FWIW I know a fair number of divorced people. The only people that are sad about it and regret it are the ones that didn’t want to get divorced in the first place. The people who wanted to get divorced…NONE of them regret it!
Post # 10
- Wedding: November 2013 - St. Augustine Beach, FL
@cbgg: I am divorced and I do not regret it at all. I was extremely embarassed during the separation and divorce because I didn’t like that people were judging me. Once a few months passed, I felt better. I also realized that I was lucky to get out of a bad marriage without having any kids with my ex husband. I should have known my marriage was over on my first wedding anniversary when I had a horrible realization that now that I was married all I had to look forward to was having a child and then dying. That was a horribly bleak outlook on life and my first marriage to say the least.
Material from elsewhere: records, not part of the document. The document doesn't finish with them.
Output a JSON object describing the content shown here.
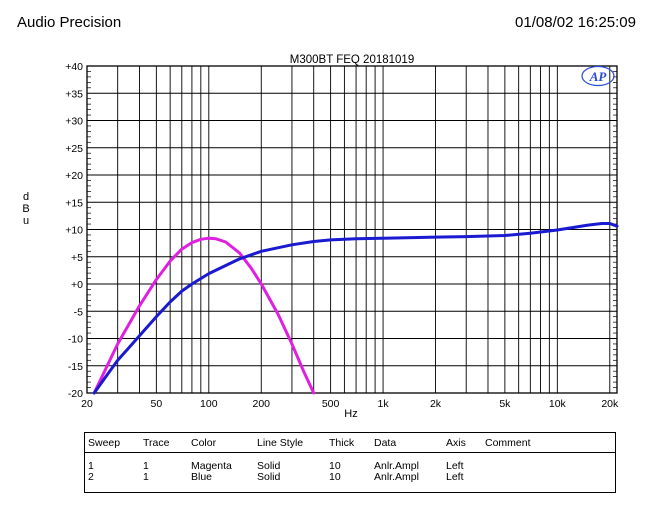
{
  "header": {
    "left": "Audio Precision",
    "right": "01/08/02 16:25:09"
  },
  "chart_data": {
    "type": "line",
    "title": "M300BT  FEQ  20181019",
    "xlabel": "Hz",
    "ylabel": "dBu",
    "x_scale": "log",
    "xlim": [
      20,
      22000
    ],
    "ylim": [
      -20,
      40
    ],
    "grid": true,
    "logo_text": "AP",
    "x_ticks": [
      {
        "value": 20,
        "label": "20"
      },
      {
        "value": 50,
        "label": "50"
      },
      {
        "value": 100,
        "label": "100"
      },
      {
        "value": 200,
        "label": "200"
      },
      {
        "value": 500,
        "label": "500"
      },
      {
        "value": 1000,
        "label": "1k"
      },
      {
        "value": 2000,
        "label": "2k"
      },
      {
        "value": 5000,
        "label": "5k"
      },
      {
        "value": 10000,
        "label": "10k"
      },
      {
        "value": 20000,
        "label": "20k"
      }
    ],
    "x_grid": [
      30,
      40,
      50,
      60,
      70,
      80,
      90,
      100,
      200,
      300,
      400,
      500,
      600,
      700,
      800,
      900,
      1000,
      2000,
      3000,
      4000,
      5000,
      6000,
      7000,
      8000,
      9000,
      10000,
      20000
    ],
    "y_ticks": [
      {
        "value": 40,
        "label": "+40"
      },
      {
        "value": 35,
        "label": "+35"
      },
      {
        "value": 30,
        "label": "+30"
      },
      {
        "value": 25,
        "label": "+25"
      },
      {
        "value": 20,
        "label": "+20"
      },
      {
        "value": 15,
        "label": "+15"
      },
      {
        "value": 10,
        "label": "+10"
      },
      {
        "value": 5,
        "label": "+5"
      },
      {
        "value": 0,
        "label": "+0"
      },
      {
        "value": -5,
        "label": "-5"
      },
      {
        "value": -10,
        "label": "-10"
      },
      {
        "value": -15,
        "label": "-15"
      },
      {
        "value": -20,
        "label": "-20"
      }
    ],
    "series": [
      {
        "color": "#e020e0",
        "points": [
          [
            22,
            -20
          ],
          [
            30,
            -11
          ],
          [
            40,
            -4
          ],
          [
            50,
            0.8
          ],
          [
            60,
            4.2
          ],
          [
            70,
            6.4
          ],
          [
            80,
            7.6
          ],
          [
            90,
            8.2
          ],
          [
            100,
            8.4
          ],
          [
            110,
            8.3
          ],
          [
            125,
            7.7
          ],
          [
            150,
            5.7
          ],
          [
            175,
            2.9
          ],
          [
            200,
            0
          ],
          [
            250,
            -5.6
          ],
          [
            300,
            -11
          ],
          [
            350,
            -16
          ],
          [
            400,
            -20
          ]
        ]
      },
      {
        "color": "#1a1ad0",
        "points": [
          [
            22,
            -20
          ],
          [
            25,
            -17.5
          ],
          [
            30,
            -14
          ],
          [
            40,
            -9.5
          ],
          [
            50,
            -6
          ],
          [
            60,
            -3.3
          ],
          [
            70,
            -1.3
          ],
          [
            80,
            0
          ],
          [
            100,
            1.9
          ],
          [
            125,
            3.4
          ],
          [
            150,
            4.6
          ],
          [
            200,
            6
          ],
          [
            300,
            7.2
          ],
          [
            400,
            7.8
          ],
          [
            500,
            8.1
          ],
          [
            700,
            8.3
          ],
          [
            1000,
            8.4
          ],
          [
            2000,
            8.6
          ],
          [
            3000,
            8.7
          ],
          [
            5000,
            8.9
          ],
          [
            7000,
            9.3
          ],
          [
            10000,
            9.9
          ],
          [
            15000,
            10.8
          ],
          [
            18000,
            11.1
          ],
          [
            20000,
            11.1
          ],
          [
            22000,
            10.6
          ]
        ]
      }
    ]
  },
  "legend": {
    "headers": [
      "Sweep",
      "Trace",
      "Color",
      "Line Style",
      "Thick",
      "Data",
      "Axis",
      "Comment"
    ],
    "rows": [
      [
        "1",
        "1",
        "Magenta",
        "Solid",
        "10",
        "Anlr.Ampl",
        "Left",
        ""
      ],
      [
        "2",
        "1",
        "Blue",
        "Solid",
        "10",
        "Anlr.Ampl",
        "Left",
        ""
      ]
    ]
  }
}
(With my current FI I think of marriage as a beginning and an adventure for us to share together. Very different relationship from the one I had with my ex husband.)
Post # 11
I absolutely do not regret it. In a way, I kind of regret not getting divorced sooner. I put up with a lot of BS before I got the courage to leave. I stayed because we had a child.
Post # 12
thumbs down to made-up statistics that guilt people into staying in unhappy marriages
Post # 13
Well that’s a resounding no! I thought it was a suprising statement when I came across it, glad to hear perspectives from some experienced ladies 😀
Post # 14
One of my BFFs definitely feels this way. It drives me crazy because her ex cheated on her and married the woman. Now that he’s bored with the 2nd wife he is calling my friend implying he made a mistake. What a jerk.
Post # 15
I have no regret. The issues we had were not fixable in my eyes, and I was young and should have realized it before we were married. I guess you live and you learn! I am def not making the same mistake twice, and have become a stronger person. My life is in a positive direction now!
Post # 16
I do not regret it at all. I am not one that is big on regret though. I know that I gave it 200% to try to make it work. But it takes two and my ex wasn’t willing. He was very emotionally abusive to me and now that I am out of that environment, I can’t imagine living like that for the rest of my life. I am so happy with life now.